珍しく皇居の桜を眺めています。お得意様東京地裁のお近くなのですが、こうじっくり歩くのは久しぶりです。
一人でどこへでも出かけていく私ですが、赤坂見附の釣り堀のボートからおっこち、魚どもの昼ご飯になりかけた思い出すだけで臭いそうな思い出があるのでボートは眺めるだけです。
さて、桜と関係がないのですが、最近の業界の話題から。 弁論(実質的な審理のこと)に関与していない高等裁判所の裁判官の署名・押印が判決文にあったため、最高裁が判決を破棄し、差し戻したという事件がありました。

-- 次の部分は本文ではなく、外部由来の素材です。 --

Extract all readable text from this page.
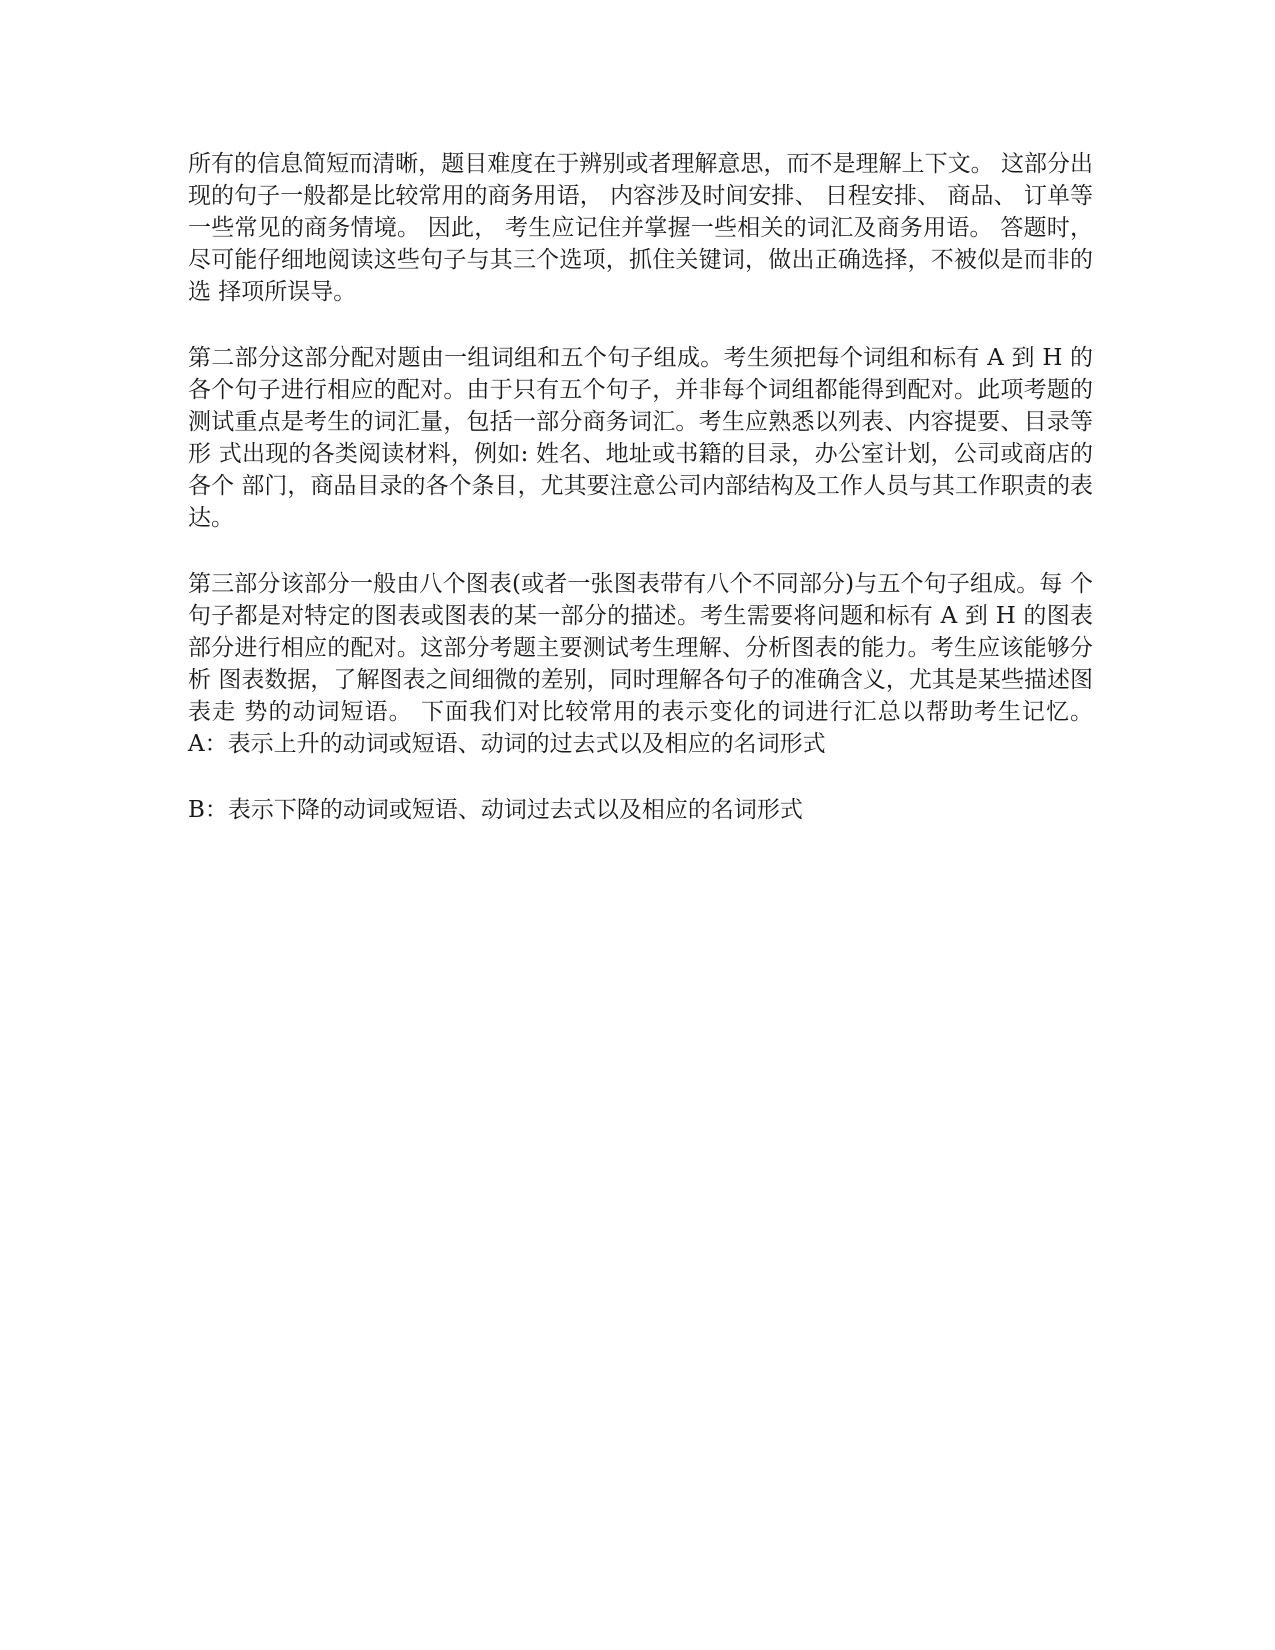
所有的信息简短而清晰，题目难度在于辨别或者理解意思，而不是理解上下文。 这部分出现的句子一般都是比较常用的商务用语， 内容涉及时间安排、 日程安排、 商品、 订单等一些常见的商务情境。 因此， 考生应记住并掌握一些相关的词汇及商务用语。 答题时， 尽可能仔细地阅读这些句子与其三个选项，抓住关键词，做出正确选择，不被似是而非的选 择项所误导。

第二部分这部分配对题由一组词组和五个句子组成。考生须把每个词组和标有 A 到 H 的各个句子进行相应的配对。由于只有五个句子，并非每个词组都能得到配对。此项考题的 测试重点是考生的词汇量，包括一部分商务词汇。考生应熟悉以列表、内容提要、目录等形 式出现的各类阅读材料，例如: 姓名、地址或书籍的目录，办公室计划，公司或商店的各个 部门，商品目录的各个条目，尤其要注意公司内部结构及工作人员与其工作职责的表达。

第三部分该部分一般由八个图表(或者一张图表带有八个不同部分)与五个句子组成。每 个句子都是对特定的图表或图表的某一部分的描述。考生需要将问题和标有 A 到 H 的图表 部分进行相应的配对。这部分考题主要测试考生理解、分析图表的能力。考生应该能够分析 图表数据，了解图表之间细微的差别，同时理解各句子的准确含义，尤其是某些描述图表走 势的动词短语。 下面我们对比较常用的表示变化的词进行汇总以帮助考生记忆。 A：表示上升的动词或短语、动词的过去式以及相应的名词形式

B：表示下降的动词或短语、动词过去式以及相应的名词形式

手続きミスですから差し戻されてもおそらく結論は変わらないはずです。
報道ではあまりきちんと説明されていないのですが、これは今の裁判所が抱えている実質的な問題をはらんでいます。
高等裁判所の裁判は通常3名の裁判官の合議でなされます。しかし実質的に事件にしっかり関わるのは3名の裁判官のうち裁判長と主任裁判官の2名だけです。外の一人は全く事件に関わらないのではなく、「合議」の時間に二人から事件の報告を受けます。
署名するときに「お、これ合議したことがないぞ、俺は関係ないんじゃないか•(◞≼●≽◟◞౪◟◞≼●≽◟)」と気付かなかったということが何を意味するか。
それはこういうことです 合議上の空ლ(◉◞౪◟◉ )ლ 裁判官はとても忙しい。でも高等裁判所は事実審の最後。ここで公正なお裁きを受けられなければお最高裁という大変口の重い機関の口を無理矢理開かせるしかないのです。
合議だけでもきちんと関与していただけると、チェック体制が機能し、あらら、という判決が避けられるかもしれないのです。
過労死ラインギリギリで働いている弁護士からの心からの願いではあります。